Genetic dissection of cell growth arrest functions mediated by the
epstein-barr virus lytic gene product, Zta.
Rodriguez A, Armstrong M, Dwyer D, Flemington E
Harvard University and Dana-Farber Cancer Institute, Boston, Massachusetts
02115, USA.
J Virol 1999 Nov;73(11):9029-38
Abstract
Expression of the Epstein-Barr virus (EBV) latency-associated genes
activates cell cycle progression and drives immortalization of the infected
cell. In contrast, progression of the EBV replication program occurs most
efficiently in growth-arrested cells. Previous studies showed that the
EBV-encoded immediate-early transcription factor, Zta, can induce expression
of the cyclin-dependent kinase inhibitors, p21 and p27, the tumor
suppressor, p53, and cell growth arrest. Moreover, Zta-mediated induction of
growth arrest occurs independently of its transcriptional transactivation
function. Here we show that substitution of Zta's basic DNA binding domain
with the analogous region of the Zta homologue, c-Fos, abrogates Zta's
ability to induce growth arrest and to induce p21, p27, or p53 expression,
suggesting that protein-protein interactions between this region of Zta and
key cell cycle control proteins are involved in signaling cell cycle arrest.

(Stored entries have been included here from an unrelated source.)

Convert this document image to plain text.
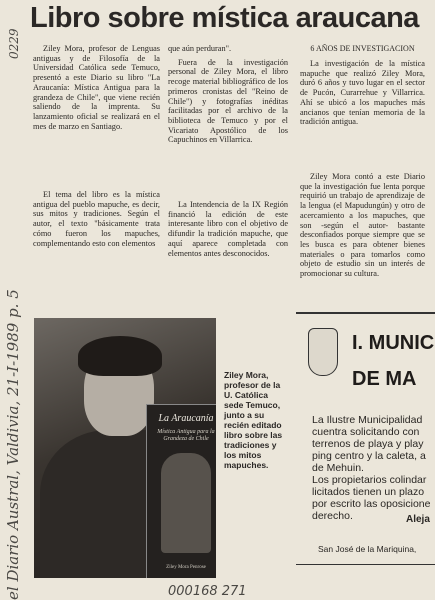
0229
el Diario Austral, Valdivia, 21-I-1989 p. 5
Libro sobre mística araucana

Ziley Mora, profesor de Lenguas antiguas y de Filosofía de la Universidad Católica sede Temuco, presentó a este Diario su libro "La Araucanía: Mística Antigua para la grandeza de Chile", que viene recién saliendo de la imprenta. Su lanzamiento oficial se realizará en el mes de marzo en Santiago.

El tema del libro es la mística antigua del pueblo mapuche, es decir, sus mitos y tradiciones. Según el autor, el texto "básicamente trata cómo fueron los mapuches, complementando esto con elementos

que aún perduran".

Fuera de la investigación personal de Ziley Mora, el libro recoge material bibliográfico de los primeros cronistas del "Reino de Chile") y fotografías inéditas facilitadas por el archivo de la biblioteca de Temuco y por el Vicariato Apostólico de los Capuchinos en Villarrica.

La Intendencia de la IX Región financió la edición de este interesante libro con el objetivo de difundir la tradición mapuche, que aquí aparece completada con elementos antes desconocidos.

6 AÑOS DE INVESTIGACION

La investigación de la mística mapuche que realizó Ziley Mora, duró 6 años y tuvo lugar en el sector de Pucón, Curarrehue y Villarrica. Ahí se ubicó a los mapuches más ancianos que tenían memoria de la tradición antigua.

Ziley Mora contó a este Diario que la investigación fue lenta porque requirió un trabajo de aprendizaje de la lengua (el Mapudungún) y otro de acercamiento a los mapuches, que son -según el autor- bastante desconfiados porque siempre que se les busca es para obtener bienes materiales o para tomarlos como objeto de estudio sin un interés de promocionar su cultura.

La Araucanía
Mística Antigua para la Grandeza de Chile
Ziley Mora Penrose
Ziley Mora, profesor de la U. Católica sede Temuco, junto a su recién editado libro sobre las tradiciones y los mitos mapuches.
I. MUNIC
DE MA
La Ilustre Municipalidad
cuentra solicitando con
terrenos de playa y play
ping centro y la caleta, a
de Mehuin.
Los propietarios colindar
licitados tienen un plazo
por escrito las oposicione
derecho.	Aleja
San José de la Mariquina,
000168 271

We also show that despite the crucial role for Zta's basic domain in
eliciting cell growth arrest, its amino terminus is required for efficient
induction of p27 and it modulates the level of p53 induction. Last, we
provide evidence that Zta-mediated inductions of p21, p27, and p53 occur, at
least in part, through distinct pathways. Therefore, Zta interacts with
multiple growth arrest pathways, a property which may have evolved partly as
a means to ensure that lytic replication occurs in a growth-arrested setting
in multiple different tissues in various states of differentiation.